If the sample is available with a length less than 120 yards then Quadrant Balance can be used to determine its count.




This is a direct reading yarn count balance and it consists of a quadrant scale fixed to a pillar as shown in fig. At the top of the pillar, the pointer is pivoted so that it moves over the face of the quadrant scale. A crossbeam is also pivoted n the same pivot of the pointer which has a sample hook at its one end and a counterweight at its other end. The counterweight determines the capacity of the instrument. The addition of any weight to the sample hook makes the pointer move Infront of the scale.

The quadrant scale is divided into three scales. The top scale can be used to find the weight per square yard of a cloth sample in ounces, the middle scale to find the counter of yarn of length 8 yards, and the third scale to find the count of yarn of length 40 yards.

On the top of the pointer and the beam pivot, there is a small adjusting screw the adjustment of which brings the pointer in line with the datum line. The instrument can also be leveled with a leveling screw provided at the base of the instrument.

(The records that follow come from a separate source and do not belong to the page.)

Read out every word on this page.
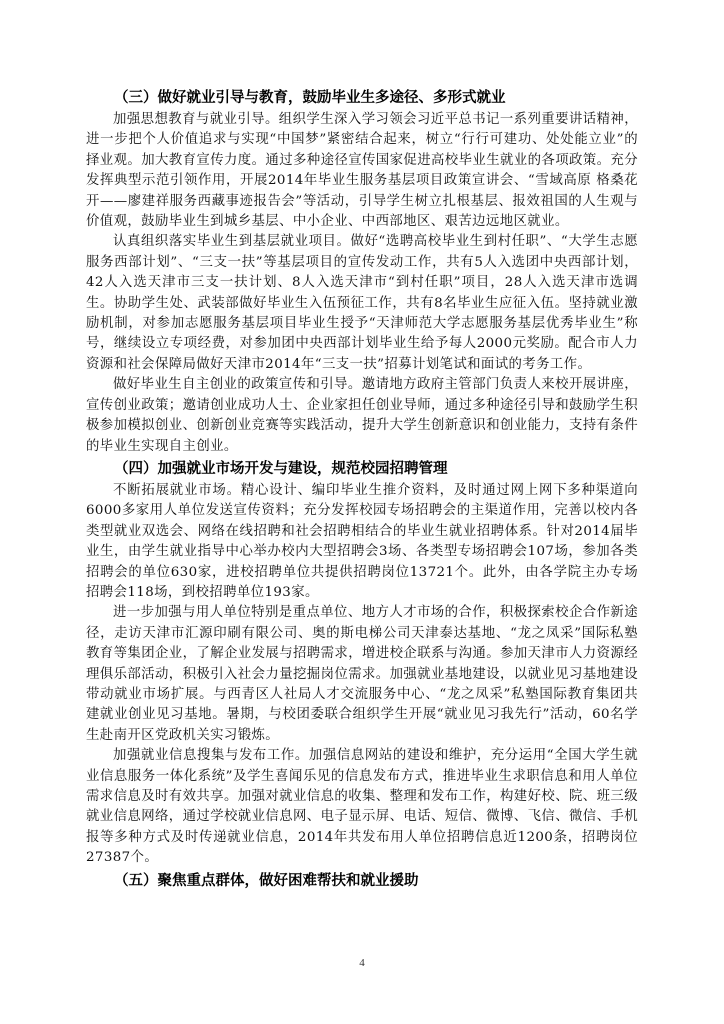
（三）做好就业引导与教育，鼓励毕业生多途径、多形式就业

加强思想教育与就业引导。组织学生深入学习领会习近平总书记一系列重要讲话精神，进一步把个人价值追求与实现“中国梦”紧密结合起来，树立“行行可建功、处处能立业”的择业观。加大教育宣传力度。通过多种途径宣传国家促进高校毕业生就业的各项政策。充分发挥典型示范引领作用，开展2014年毕业生服务基层项目政策宣讲会、“雪域高原 格桑花开——廖建祥服务西藏事迹报告会”等活动，引导学生树立扎根基层、报效祖国的人生观与价值观，鼓励毕业生到城乡基层、中小企业、中西部地区、艰苦边远地区就业。

认真组织落实毕业生到基层就业项目。做好“选聘高校毕业生到村任职”、“大学生志愿服务西部计划”、“三支一扶”等基层项目的宣传发动工作，共有5人入选团中央西部计划，42人入选天津市三支一扶计划、8人入选天津市“到村任职”项目，28人入选天津市选调生。协助学生处、武装部做好毕业生入伍预征工作，共有8名毕业生应征入伍。坚持就业激励机制，对参加志愿服务基层项目毕业生授予“天津师范大学志愿服务基层优秀毕业生”称号，继续设立专项经费，对参加团中央西部计划毕业生给予每人2000元奖励。配合市人力资源和社会保障局做好天津市2014年“三支一扶”招募计划笔试和面试的考务工作。

做好毕业生自主创业的政策宣传和引导。邀请地方政府主管部门负责人来校开展讲座，宣传创业政策；邀请创业成功人士、企业家担任创业导师，通过多种途径引导和鼓励学生积极参加模拟创业、创新创业竞赛等实践活动，提升大学生创新意识和创业能力，支持有条件的毕业生实现自主创业。

（四）加强就业市场开发与建设，规范校园招聘管理

不断拓展就业市场。精心设计、编印毕业生推介资料，及时通过网上网下多种渠道向6000多家用人单位发送宣传资料；充分发挥校园专场招聘会的主渠道作用，完善以校内各类型就业双选会、网络在线招聘和社会招聘相结合的毕业生就业招聘体系。针对2014届毕业生，由学生就业指导中心举办校内大型招聘会3场、各类型专场招聘会107场，参加各类招聘会的单位630家，进校招聘单位共提供招聘岗位13721个。此外，由各学院主办专场招聘会118场，到校招聘单位193家。

进一步加强与用人单位特别是重点单位、地方人才市场的合作，积极探索校企合作新途径，走访天津市汇源印刷有限公司、奥的斯电梯公司天津泰达基地、“龙之凤采”国际私塾教育等集团企业，了解企业发展与招聘需求，增进校企联系与沟通。参加天津市人力资源经理俱乐部活动，积极引入社会力量挖掘岗位需求。加强就业基地建设，以就业见习基地建设带动就业市场扩展。与西青区人社局人才交流服务中心、“龙之凤采”私塾国际教育集团共建就业创业见习基地。暑期，与校团委联合组织学生开展“就业见习我先行”活动，60名学生赴南开区党政机关实习锻炼。

加强就业信息搜集与发布工作。加强信息网站的建设和维护，充分运用“全国大学生就业信息服务一体化系统”及学生喜闻乐见的信息发布方式，推进毕业生求职信息和用人单位需求信息及时有效共享。加强对就业信息的收集、整理和发布工作，构建好校、院、班三级就业信息网络，通过学校就业信息网、电子显示屏、电话、短信、微博、飞信、微信、手机报等多种方式及时传递就业信息，2014年共发布用人单位招聘信息近1200条，招聘岗位27387个。

（五）聚焦重点群体，做好困难帮扶和就业援助
4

To operate the instrument, it is calibrated after leveling with the base screw. A counterweight marked the 40s is used for calibration for this the counterweight is suspended from the sample hook. If the balance is level the pointer reads the 40s on the 40 yards scale. If it does not read the 40s the pivot of the pointer is adjusted until it reads 40s on the 40yard scale.

If a sample of length 8 yards is used its count can be noted from the 8 yards scale and if the sample of length 40 yards is used, its count can be noted from the 40 yards scale.



Beesley balance:

Click here to find the full article on Beesley Balance.

Stubb Yarn Balance:

It is also called pocket balance and is used to determine the count of warp and weft yarns taken from a small piece of fabric. The principle is the fixed weight and fixed-length system i.e., the number of fixed weights gives the count of the yarn.




It consists of a pillar at the top of which a beam is pivoted on a knife-edge as shown in fig. A sample hook is suspended at one end of the beam and at its other end weight hooks are suspended. A template is used to cut the yarn to a fixed length. Different weight hooks are to be used when different materials are being tested.

Depending upon the material the weight hook is selected and suspended at one side of the beam and the yarn samples are added to the sample hook at its other side to bring the beam to a balanced position. The number of threads used to balance the beam gives the count of the yarn taken for the test.

This is a very simple instrument and there is no mechanism that goes out of order. This can be used in the testing and weaving laboratories to determine the count of warp and weft yarns during the cloth analysis.